Однако в течение долгого времени я держался от тебя вдалеке и редко искал твоего общества. Как интеллектуальный сибарит, я хотел продлить удовольствие этого нового и волнующего знакомства. Кроме того, меня некоторое время преследовал страх, что, если я буду слишком свободен в обращении с этим цветком, его лепестки увянут и его чарующая свежесть исчезнет. Я тогда еще не знал, что прелесть этого цветка не временная, но что он скорее напоминает неразрушимый и драгоценный камень. Кроме того, мне хотелось знать, будешь ли ты искать моего общества, если я отдалюсь от тебя, — но ты не искала его. Ты оставалась в классной так же упорно, как твой письменный стол или мольберт, а при случайной встрече проскакивала мимо меня с такой быстротой и таким безразличием, какие только допускала вежливость. Твоим обычным выражением в те дни, Джен, была глубокая задумчивость: не мрачная, ибо ты не была больна, но и не ликующая, так как у тебя было мало надежд и никаких удовольствий.
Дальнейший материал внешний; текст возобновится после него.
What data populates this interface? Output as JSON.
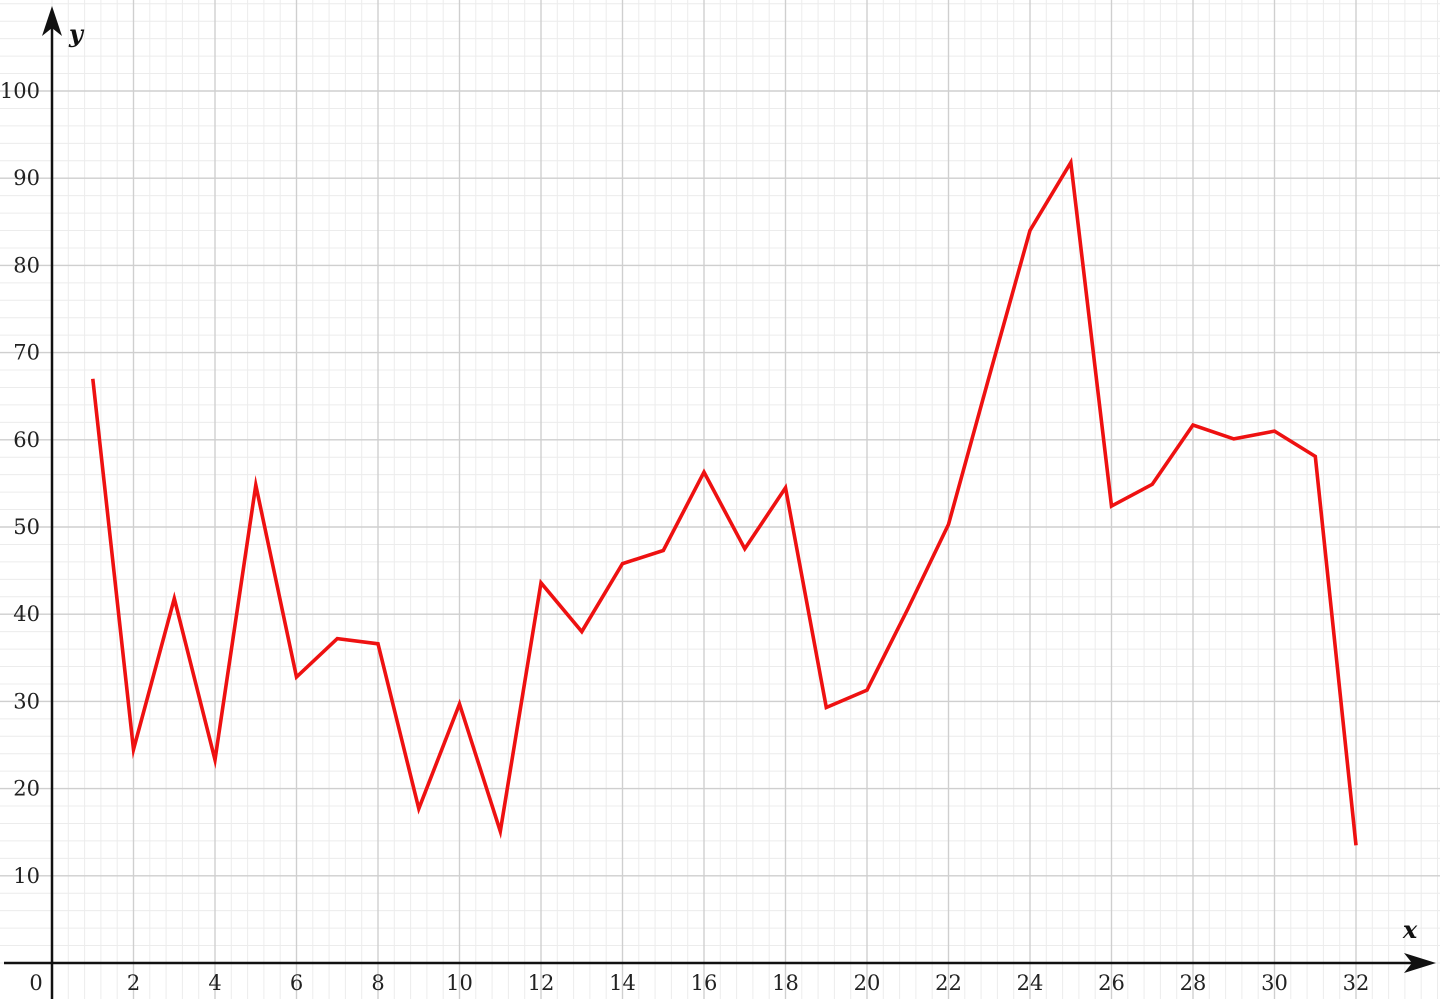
{
  "chart_data": {
    "type": "line",
    "title": "",
    "xlabel": "x",
    "ylabel": "y",
    "origin_label": "0",
    "xlim": [
      0,
      34
    ],
    "ylim": [
      0,
      110
    ],
    "x_ticks": [
      2,
      4,
      6,
      8,
      10,
      12,
      14,
      16,
      18,
      20,
      22,
      24,
      26,
      28,
      30,
      32
    ],
    "y_ticks": [
      10,
      20,
      30,
      40,
      50,
      60,
      70,
      80,
      90,
      100
    ],
    "grid": true,
    "minor_grid": true,
    "line_color": "#ee1111",
    "series": [
      {
        "x": [
          1,
          2,
          3,
          4,
          5,
          6,
          7,
          8,
          9,
          10,
          11,
          12,
          13,
          14,
          15,
          16,
          17,
          18,
          19,
          20,
          21,
          22,
          23,
          24,
          25,
          26,
          27,
          28,
          29,
          30,
          31,
          32
        ],
        "y": [
          67,
          24.5,
          41.8,
          23.3,
          54.8,
          32.8,
          37.2,
          36.6,
          17.7,
          29.7,
          15.1,
          43.6,
          38,
          45.8,
          47.3,
          56.3,
          47.5,
          54.5,
          29.3,
          31.3,
          40.6,
          50.3,
          67.3,
          84,
          91.8,
          52.4,
          54.9,
          61.7,
          60.1,
          61,
          58.1,
          13.5
        ]
      }
    ]
  }
}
Меня интересовало, что ты думаешь обо мне и думаешь ли вообще. Я решил узнать это, и снова стал искать встреч с тобой. В твоем взгляде, когда ты обращалась к людям, и в твоей манере говорить с ними была какая-то радостная теплота. Я видел, что сердце твое открыто для общения с ними; молчаливой тебя делала уединенная классная комната и скучное однообразие твоей жизни. Я позволил себе удовольствие быть добрым с тобой. Моя доброта не замедлила вызвать в тебе волнение, твое лицо стало мягким, твой тон нежным; мне нравилось, когда твои губы с благодарной радостью произносили мое имя. В те дни для меня было большим удовольствием случайно повстречаться с тобой, Джен. Ты держалась с забавной нерешительностью; твой взгляд выдавал смущение и затаенное недоверие. Ты не знала, какой на меня найдет стих: собираюсь ли я разыграть хозяина и напустить на себя угрюмость, или же ты встретишь во мне благожелательного друга. Но я уже слишком привязался к тебе, чтобы находить удовольствие в первой роли; и когда я радушно протягивал тебе руку, на твоем юном, нежном личике расцветала такая светлая радость, что иногда мне трудно было удержаться от желания привлечь тебя к моему сердцу.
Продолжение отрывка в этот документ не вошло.